In 20 anni di attività l’elusiva band scozzese è divenuta l’archetipo di un post-rock basato su lunghi brani chitarristici che alternano momenti morbidi e dilatati a vere esplosioni di fragore sonico, forgiando un suono maestoso e potente.
La loro unica data italiana sarà focalizzata sulla sonorizzazione di Atomic, il celebrato documentario di Mark Cousins, costruito interamente da immagini di archivio, un caleidoscopio impressionistico degli orrori del nucleare.

Quello di Ferrara non sarà un “classico” concerto dei Mogwai, quanto la riproposizione integrale del loro ultimo album, composto da versioni rielaborate della musica registrata per la colonna sonora del celebrato documentario del regista Mark Cousins, Atomic: Living in Dread and Promise”, andato in onda su BBC la scorsa estate.
Quindi sullo schermo scorreranno le immagini del film, costituito integralmente da materiale di repertorio, un caleidoscopio impressionistico degli orrori del nucleare – marce di protesta, Guerra Fredda, Chernobyl e Fukushima – ma anche della bellezza sublime del mondo atomico, e di come radiografie e scansioni MRI hanno migliorato le nostre vite.
La colonna sonora dei Mogwai incapsula l’incubo della guerra nucleare, ma anche le sue qualità oniriche: un concerto concepito per far pensare e lasciare il segno.

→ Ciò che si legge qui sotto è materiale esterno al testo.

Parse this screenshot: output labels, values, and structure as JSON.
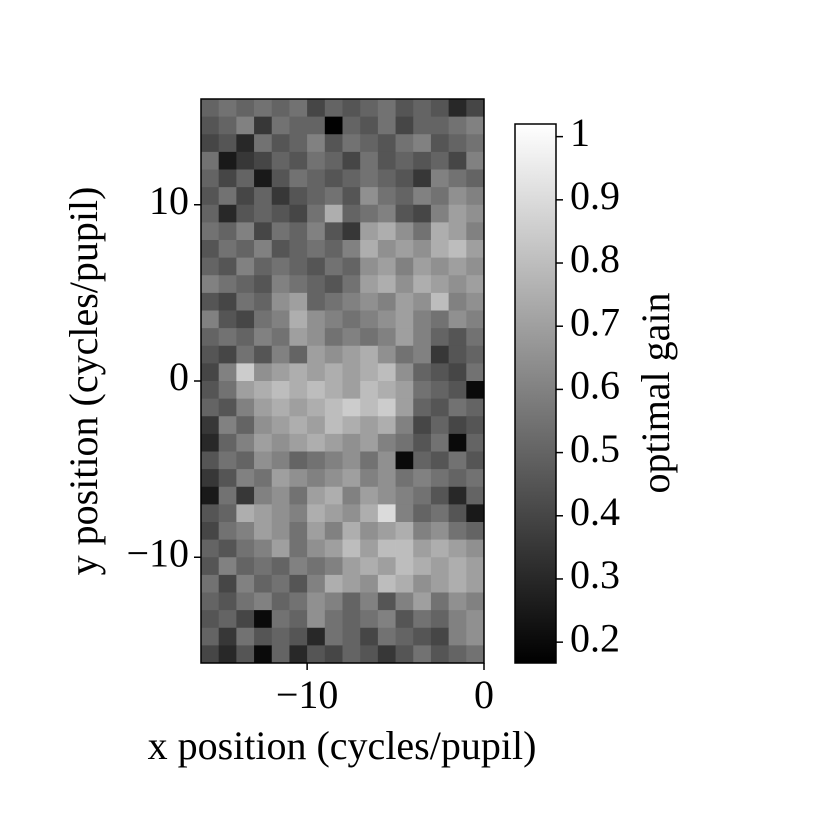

Istintivi e imprevedibili, gli scozzesi MOGWAI hanno coniato un marchio post-noise-rock ormai inconfondibile: digressioni, feedback e alternanze tra quiete e turbamento che culminano spesso in apoteosi di rumore schizofrenico. Il loro modello è evidentemente rappresentato dagli americani Slint, di cui riprendono la formula di un rock strumentale, con rari interventi vocali al limite del parlato. Rispetto ai maestri di Louisville, però, i Mogwai sono meno freddi e contenuti, meno cerebrali e molto più melodici, dimostrando una voglia di giocare coi topoi del rock proprio mentre lo si sta scardinando, ma anche un’etica tutta giocata su una rappresentazione delle emozioni non mediata dalla ragione.
Esponenti della scena di Glasgow, i Mogwai nascono nel 1995 con un organico di tre soli elementi. Nel 1997 autoproducono il loro primo Lp, Ten Rapid, sulla loro etichetta personale, la Rock Action. Il sottotitolo di questo disco è “Collected Recordings 1996-1997”: si tratta, infatti, della raccolta completa delle prime composizioni che hanno permesso al pubblico britannico di conoscere la band.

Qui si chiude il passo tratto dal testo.